# KITCO Metals Just Got Busted by Quebec Government



## IrritatedWithUS (Jan 9, 2011)

*They just got busted today for a major tax scheme involving fake accounts, illegal taxing on .999 metals, and fake paper shares. They got caught using fake serial numbers on paper for "real metal in a vault" in the shares. On further investigating the matter, it gets deeper.

Revenue Quebec and police investigators this week conducted searches and seizures at 70 locations, mostly in the Montreal area. One of the targeted sites was the downtown Montreal location of Kitco, a major buyer and seller of gold. A note on the floor of its office on Thursday said that "operational constraints" had forced the service counter to close this week." It is unclear if this alleged tax fraud bust means Kitco could be out of business shortly*

Here is the link from Zero Hedge. Also got an email from a mint owner and friend Jason Hummel on the issue.

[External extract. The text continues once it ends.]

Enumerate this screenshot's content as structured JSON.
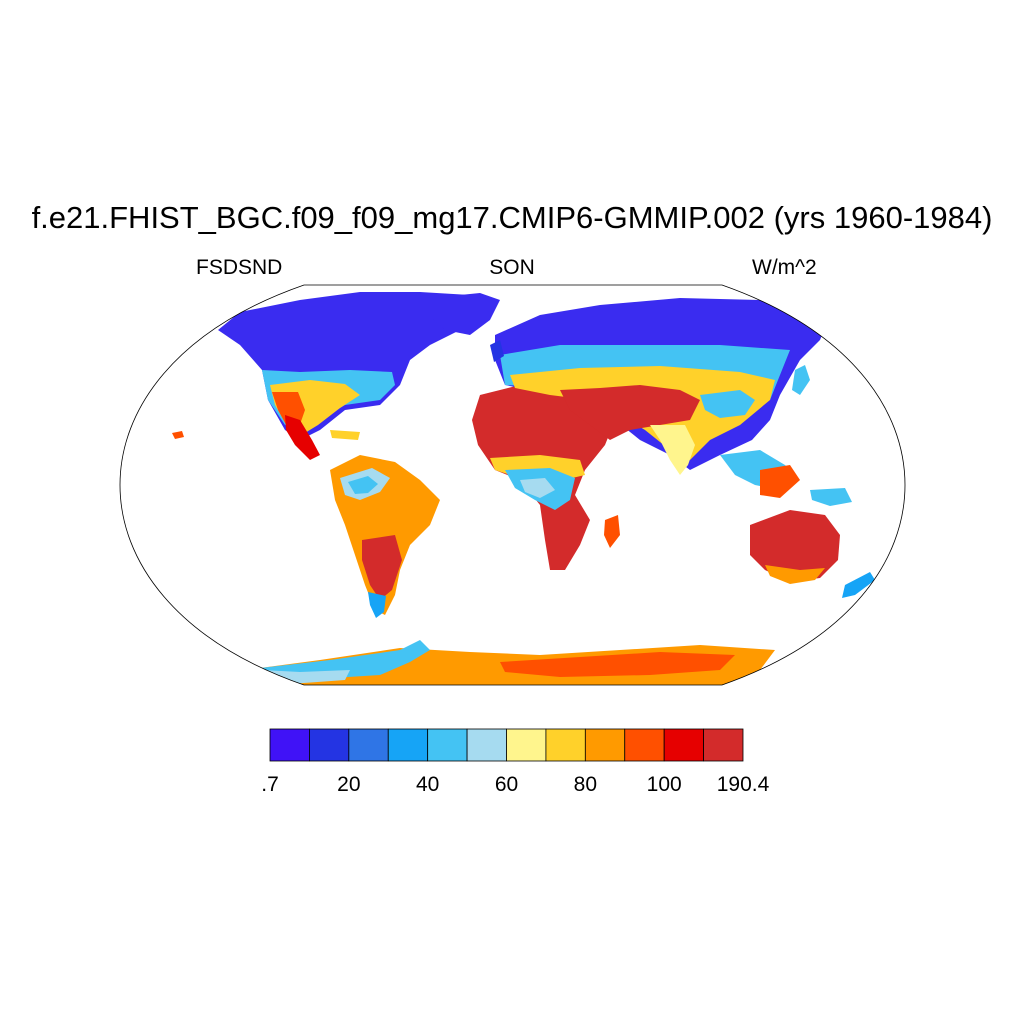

Kitco Charged With Massive Tax Fraud Scheme, Business Viability In Question | zero hedge

*
THE BIGGEST THING THAT CAN BE LEARNED HERE IS: GET YOUR METAL IN PHYSICAL.​**
My tips:*

Bury your treasure in the boonies in several places. Get a GPS that display longitude, latitude, altitude [to about 1 foot ~ 1 meter precision], and record in several private places --- as a series of phone numbers or in some other non-geographical-location format form --- where your stashes are.

Once you have your goodies stashed securely far, far away... get some fake brass-alloy gold coins (they are available), put them in a tube made for keeping gold coins, and hide them somewhere secure in your home. If determined thieves burgler your home, they'll leave satisfied when they find it (and hopefully get busted at the coin store when they try to pass it as gold). Or if you get in the "I'll shoot you in the head" scenario, just go get it and give it to them.

PS: Only one side of these fake coins says "copy" on it (which might not mean anything to most thieves anyway, if they even bother to read that carefully). So put that side toward the center of the tube from both ends. Alternatively, get a machinest friend (or pay) to mill that marking off your coins. Make sure they don't do too good a job (leave a slight rectangular depression), because you don't want anyone selling them to anyone as real gold. To be sure, any coin store will recognize the milled rectangles for exactly what they are.


----------



## audioguru76 (Jun 10, 2011)

niiiiice.. the ole switcharooo!


----------



## CulexPipiens (Nov 17, 2010)

Any chance of reading more into this? Perhaps... that the government may be using baseless charges to either scare people away from them (or PMs in general)? or to (eventually) rule against them and confiscate all the metals?

This might warrant watching to see if any other PM places get "caught" by their local govs.

Or maybe my tinfoil cap is acting up again.


----------



## IrritatedWithUS (Jan 9, 2011)

CulexPipiens said:


> Any chance of reading more into this? Perhaps... that the government may be using baseless charges to either scare people away from them (or PMs in general)? or to (eventually) rule against them and confiscate all the metals?
> 
> This might warrant watching to see if any other PM places get "caught" by their local govs.
> 
> Or maybe my tinfoil cap is acting up again.


That was my first thought, too. If another company goes down, that's it.

Did you read and hear about Cedar Falls? The local government passed an ordinance that requires ALL CITIZENS who own rentals, rent-to-own, apartment, and some other properties to GIVE UP THEIR KEYS to their places and put them in a lockbox for the city to have. In case of "emergencies" and "for protection".





S already HTF.


----------



## power (May 7, 2011)

According to their web site they have problems because of a Canadian postal strike.


----------



## goodoleboy8205 (Mar 25, 2011)

IrritatedWithUS said:


> That was my first thought, too. If another company goes down, that's it.
> 
> Did you read and hear about Cedar Falls? The local government passed an ordinance that requires ALL CITIZENS who own rentals, rent-to-own, apartment, and some other properties to GIVE UP THEIR KEYS to their places and put them in a lockbox for the city to have. In case of "emergencies" and "for protection".
> YouTube - ‪City Government demands all keys to properties belonging to Cedar Falls residents.‬‏
> ...


Dont sweat it. I work commercial construction and it is national fire code that all commercial buildings have what is called a "Knox Box" It is so the fire dept can get in in case of fire. Most commercial buildings have heavier than you house doors. these doors you dont chop through with a ax. So the code calls for all commercial buildings. this includes any building that you make money off of. 
while Im not in favor of big brother getting too involved in my life. This is a matter of life safety. And to me life safety superceeds all else.
A knox box is built like a mini wall safe so there isnt much danger of someone tampering with it to get your keys. Just look at it as leaving a key under the mat with a twist.


----------



## TheAnt (Jun 7, 2011)

goodoleboy8205 said:


> while Im not in favor of big brother getting too involved in my life. This is a matter of life safety. And to me life safety superceeds all else.


Be careful with this sentiment, "They who can give up essential liberty to obtain a little temporary safety, deserve neither liberty nor safety."


----------